Ne pensez pas que mon esprit repousse ce que la plus sage philosophie vous inspire : je pense, il est vrai, qu’à moins de circonstances semblables à celle où madame de Lebensei s’est trouvée, la délicatesse d’une femme doit lui inspirer beaucoup de répugnance pour le divorce ; mais je ne crois point aux vœux irrévocables ; ils ne sont, ce me semble, qu’un égarement de notre propre raison sanctionné par l’ignorance ou le despotisme des législateurs. Mais si j’étais capable d’exciter Léonce au divorce avec Mathilde, si je considérais même cette idée comme un avenir, comme une chance possible, je désavouerais le principe de morale qui m’a toujours servi de guide ; je sacrifierais le bonheur légitime d’une autre à moi ; je ferais enfin ce qui me semblerait condamnable, et celui qui brave sa conscience est toujours coupable. Nul repentir n’est imprévu, le remords s’annonce de loin ; et qui sait interroger son cœur, connaît, avant la faute, tout ce qu’il éprouvera quand elle sera commise.
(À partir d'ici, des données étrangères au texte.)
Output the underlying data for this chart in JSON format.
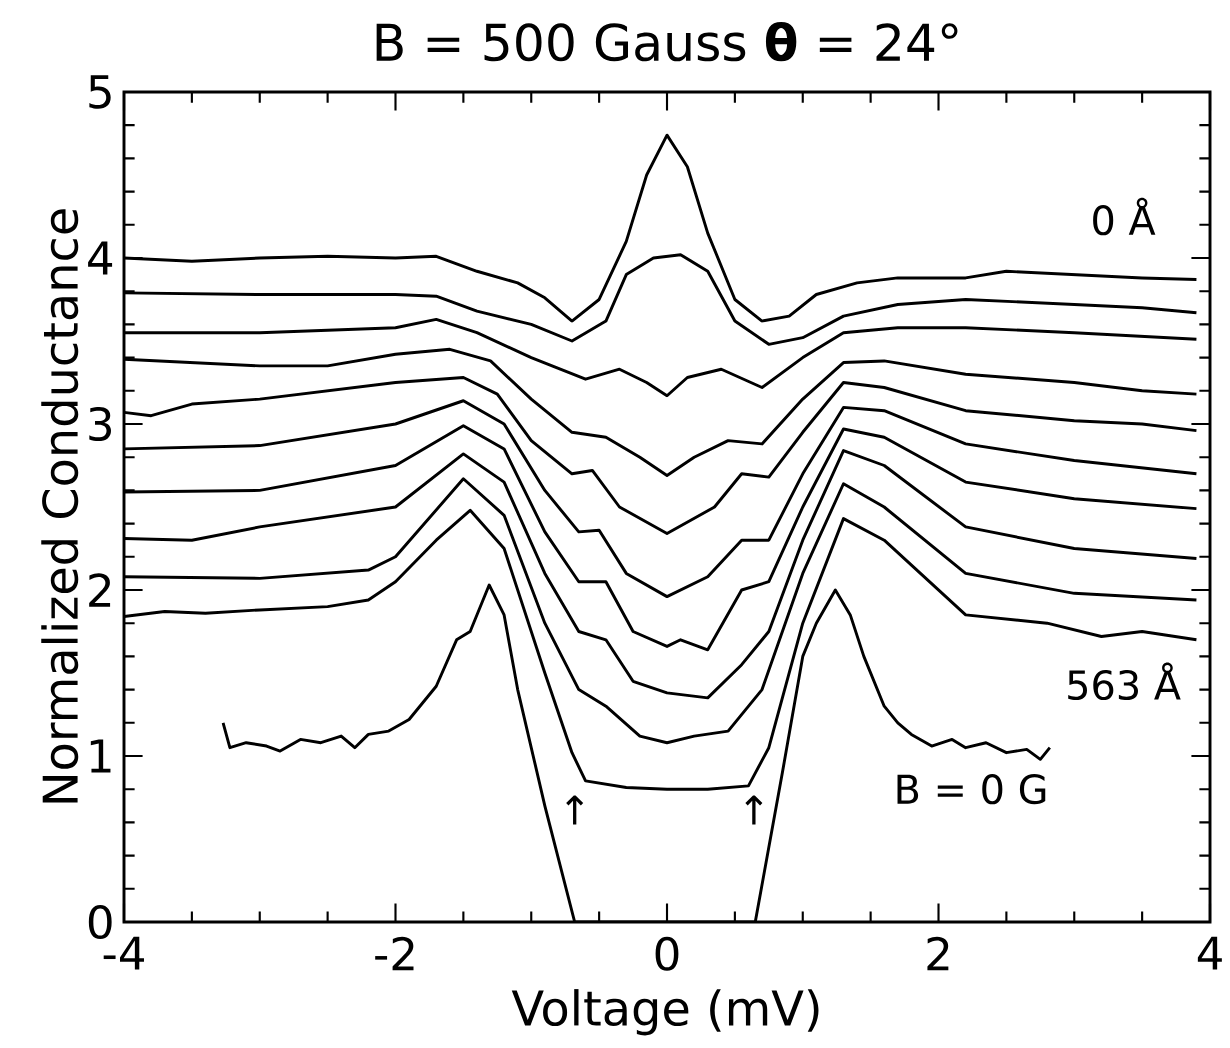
{
  "chart_data": {
    "type": "line",
    "title": "B = 500 Gauss  **θ** = 24°",
    "xlabel": "Voltage (mV)",
    "ylabel": "Normalized Conductance",
    "xlim": [
      -4,
      4
    ],
    "ylim": [
      0,
      5
    ],
    "xticks": [
      -4,
      -2,
      0,
      2,
      4
    ],
    "yticks": [
      0,
      1,
      2,
      3,
      4,
      5
    ],
    "line_style": "solid",
    "series": [
      {
        "color": "#000000",
        "x": [
          -4,
          -3.5,
          -3,
          -2.5,
          -2,
          -1.7,
          -1.4,
          -1.1,
          -0.9,
          -0.7,
          -0.5,
          -0.3,
          -0.15,
          0,
          0.15,
          0.3,
          0.5,
          0.7,
          0.9,
          1.1,
          1.4,
          1.7,
          2.2,
          2.5,
          3,
          3.5,
          3.9
        ],
        "values": [
          4.0,
          3.98,
          4.0,
          4.01,
          4.0,
          4.01,
          3.92,
          3.85,
          3.76,
          3.62,
          3.75,
          4.1,
          4.5,
          4.74,
          4.55,
          4.15,
          3.75,
          3.62,
          3.65,
          3.78,
          3.85,
          3.88,
          3.88,
          3.92,
          3.9,
          3.88,
          3.87
        ]
      },
      {
        "color": "#000000",
        "x": [
          -4,
          -3,
          -2,
          -1.7,
          -1.4,
          -1.0,
          -0.7,
          -0.45,
          -0.3,
          -0.1,
          0.1,
          0.3,
          0.5,
          0.75,
          1.0,
          1.3,
          1.7,
          2.2,
          3,
          3.5,
          3.9
        ],
        "values": [
          3.79,
          3.78,
          3.78,
          3.77,
          3.68,
          3.6,
          3.5,
          3.62,
          3.9,
          4.0,
          4.02,
          3.92,
          3.62,
          3.48,
          3.52,
          3.65,
          3.72,
          3.75,
          3.72,
          3.7,
          3.67
        ]
      },
      {
        "color": "#000000",
        "x": [
          -4,
          -3,
          -2,
          -1.7,
          -1.4,
          -1.0,
          -0.6,
          -0.35,
          -0.15,
          0,
          0.15,
          0.4,
          0.7,
          1.0,
          1.3,
          1.7,
          2.2,
          3,
          3.9
        ],
        "values": [
          3.55,
          3.55,
          3.58,
          3.63,
          3.55,
          3.4,
          3.27,
          3.33,
          3.25,
          3.17,
          3.28,
          3.33,
          3.22,
          3.4,
          3.55,
          3.58,
          3.58,
          3.55,
          3.51
        ]
      },
      {
        "color": "#000000",
        "x": [
          -4,
          -3,
          -2.5,
          -2,
          -1.6,
          -1.3,
          -1,
          -0.7,
          -0.45,
          -0.2,
          0,
          0.2,
          0.45,
          0.7,
          1.0,
          1.3,
          1.6,
          2.2,
          3,
          3.5,
          3.9
        ],
        "values": [
          3.39,
          3.35,
          3.35,
          3.42,
          3.45,
          3.38,
          3.15,
          2.95,
          2.92,
          2.8,
          2.69,
          2.8,
          2.9,
          2.88,
          3.15,
          3.37,
          3.38,
          3.3,
          3.25,
          3.2,
          3.18
        ]
      },
      {
        "color": "#000000",
        "x": [
          -4,
          -3.8,
          -3.5,
          -3,
          -2,
          -1.5,
          -1.25,
          -1.0,
          -0.7,
          -0.55,
          -0.35,
          0,
          0.35,
          0.55,
          0.75,
          1.0,
          1.3,
          1.6,
          2.2,
          3,
          3.5,
          3.9
        ],
        "values": [
          3.07,
          3.05,
          3.12,
          3.15,
          3.25,
          3.28,
          3.18,
          2.9,
          2.7,
          2.72,
          2.5,
          2.34,
          2.5,
          2.7,
          2.68,
          2.95,
          3.25,
          3.22,
          3.08,
          3.02,
          3.0,
          2.96
        ]
      },
      {
        "color": "#000000",
        "x": [
          -4,
          -3,
          -2,
          -1.5,
          -1.2,
          -0.9,
          -0.65,
          -0.5,
          -0.3,
          0,
          0.3,
          0.55,
          0.75,
          1.0,
          1.3,
          1.6,
          2.2,
          3,
          3.9
        ],
        "values": [
          2.85,
          2.87,
          3.0,
          3.14,
          3.0,
          2.6,
          2.35,
          2.36,
          2.1,
          1.96,
          2.08,
          2.3,
          2.3,
          2.7,
          3.1,
          3.08,
          2.88,
          2.78,
          2.7
        ]
      },
      {
        "color": "#000000",
        "x": [
          -4,
          -3,
          -2,
          -1.5,
          -1.2,
          -0.9,
          -0.65,
          -0.45,
          -0.25,
          0,
          0.1,
          0.3,
          0.55,
          0.75,
          1.0,
          1.3,
          1.6,
          2.2,
          3,
          3.9
        ],
        "values": [
          2.59,
          2.6,
          2.75,
          2.99,
          2.85,
          2.35,
          2.05,
          2.05,
          1.75,
          1.66,
          1.7,
          1.64,
          2.0,
          2.05,
          2.5,
          2.97,
          2.92,
          2.65,
          2.55,
          2.49
        ]
      },
      {
        "color": "#000000",
        "x": [
          -4,
          -3.5,
          -3,
          -2,
          -1.5,
          -1.2,
          -0.9,
          -0.65,
          -0.45,
          -0.25,
          0,
          0.3,
          0.55,
          0.75,
          1.0,
          1.3,
          1.6,
          2.2,
          3,
          3.9
        ],
        "values": [
          2.31,
          2.3,
          2.38,
          2.5,
          2.82,
          2.65,
          2.1,
          1.75,
          1.7,
          1.45,
          1.38,
          1.35,
          1.55,
          1.75,
          2.3,
          2.84,
          2.75,
          2.38,
          2.25,
          2.19
        ]
      },
      {
        "color": "#000000",
        "x": [
          -4,
          -3,
          -2.2,
          -2,
          -1.5,
          -1.2,
          -0.9,
          -0.65,
          -0.45,
          -0.2,
          0,
          0.2,
          0.45,
          0.7,
          1.0,
          1.3,
          1.6,
          2.2,
          3,
          3.9
        ],
        "values": [
          2.08,
          2.07,
          2.12,
          2.2,
          2.67,
          2.45,
          1.8,
          1.4,
          1.3,
          1.12,
          1.08,
          1.12,
          1.15,
          1.4,
          2.1,
          2.64,
          2.5,
          2.1,
          1.98,
          1.94
        ]
      },
      {
        "color": "#000000",
        "x": [
          -4,
          -3.7,
          -3.4,
          -3,
          -2.5,
          -2.2,
          -2,
          -1.7,
          -1.45,
          -1.2,
          -0.9,
          -0.7,
          -0.6,
          -0.3,
          0,
          0.3,
          0.6,
          0.75,
          1.0,
          1.3,
          1.6,
          2.2,
          2.8,
          3.2,
          3.5,
          3.9
        ],
        "values": [
          1.84,
          1.87,
          1.86,
          1.88,
          1.9,
          1.94,
          2.05,
          2.3,
          2.48,
          2.25,
          1.5,
          1.02,
          0.85,
          0.81,
          0.8,
          0.8,
          0.82,
          1.05,
          1.8,
          2.43,
          2.3,
          1.85,
          1.8,
          1.72,
          1.75,
          1.7
        ]
      },
      {
        "color": "#000000",
        "x": [
          -3.27,
          -3.22,
          -3.1,
          -2.95,
          -2.85,
          -2.7,
          -2.55,
          -2.4,
          -2.3,
          -2.2,
          -2.05,
          -1.9,
          -1.7,
          -1.55,
          -1.45,
          -1.31,
          -1.2,
          -1.1,
          -0.9,
          -0.68,
          0,
          0.65,
          0.85,
          1.0,
          1.1,
          1.24,
          1.35,
          1.45,
          1.6,
          1.7,
          1.8,
          1.95,
          2.1,
          2.2,
          2.35,
          2.5,
          2.65,
          2.75,
          2.82
        ],
        "values": [
          1.2,
          1.05,
          1.08,
          1.06,
          1.03,
          1.1,
          1.08,
          1.12,
          1.05,
          1.13,
          1.15,
          1.22,
          1.42,
          1.7,
          1.75,
          2.03,
          1.85,
          1.4,
          0.7,
          0,
          0,
          0,
          0.9,
          1.6,
          1.8,
          2.0,
          1.85,
          1.6,
          1.3,
          1.2,
          1.13,
          1.06,
          1.1,
          1.05,
          1.08,
          1.02,
          1.04,
          0.98,
          1.05
        ]
      }
    ],
    "annotations": [
      "0 Å",
      "563 Å",
      "B = 0 G",
      "↑",
      "↑"
    ]
  }
}
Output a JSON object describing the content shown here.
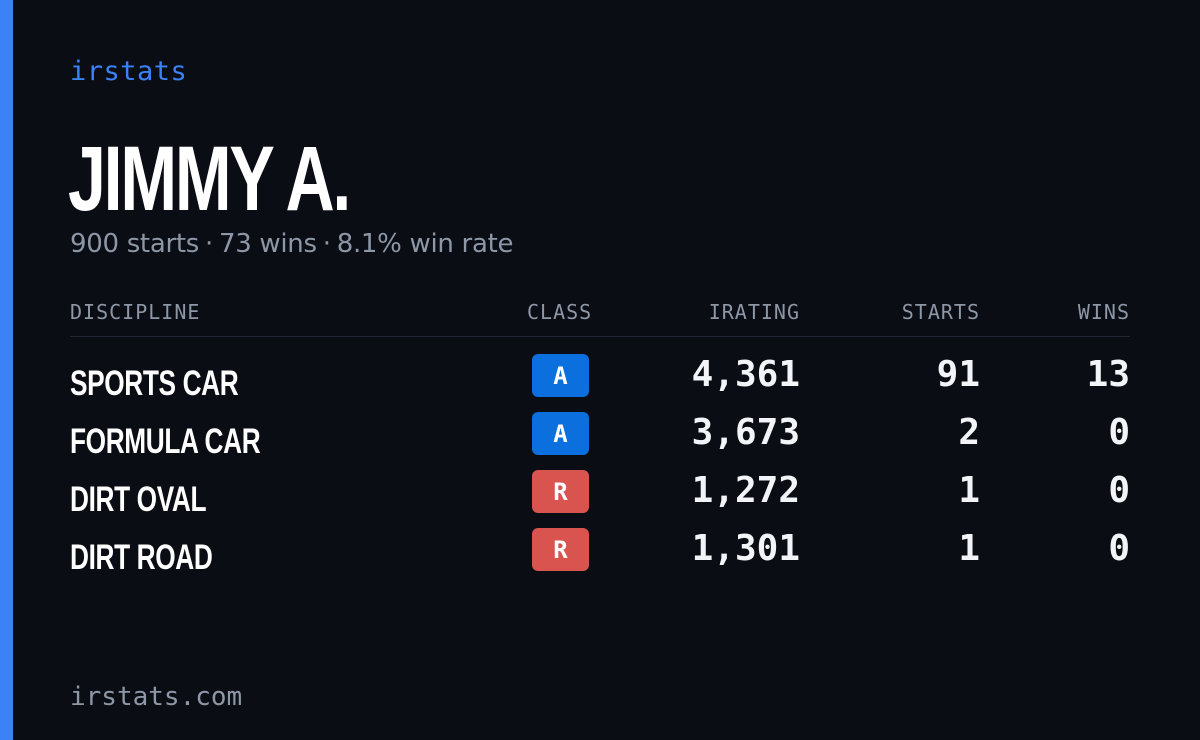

Le divorce jetterait Mathilde dans un profond désespoir ; elle le regarderait comme un crime, ne se considérerait jamais comme libre, et s’enfermerait dans un cloître pour le reste de ses jours. Je ne sais pas avec certitude quel degré de peine elle éprouverait si elle connaissait l’attachement de Léonce pour moi ; mais ce dont je ne puis douter, c’est qu’elle serait à jamais infortunée si Léonce, profitant de la loi du divorce, se permettait une action qui serait, à ses yeux, un sacrilège impie. Quand ma coupable et malheureuse amie, madame de Vernon, trompa Léonce pour l’unir à sa fille, Mathilde l’ignorait ; elle n’y aurait point consenti : elle s’est toujours conduite avec bonne foi ; c’est une personne peu aimable, mais vertueuse. Elle n’est tourmentée ni par son imagination ni par sa sensibilité ; elle n’observe ni avec un esprit ni avec un cœur inquiets la conduite de son époux ; mais elle éprouverait une douleur mortelle si on venait l’attaquer dans les idées où elle s’est retranchée, si l’on offensait à la fois sa fierté et sa religion.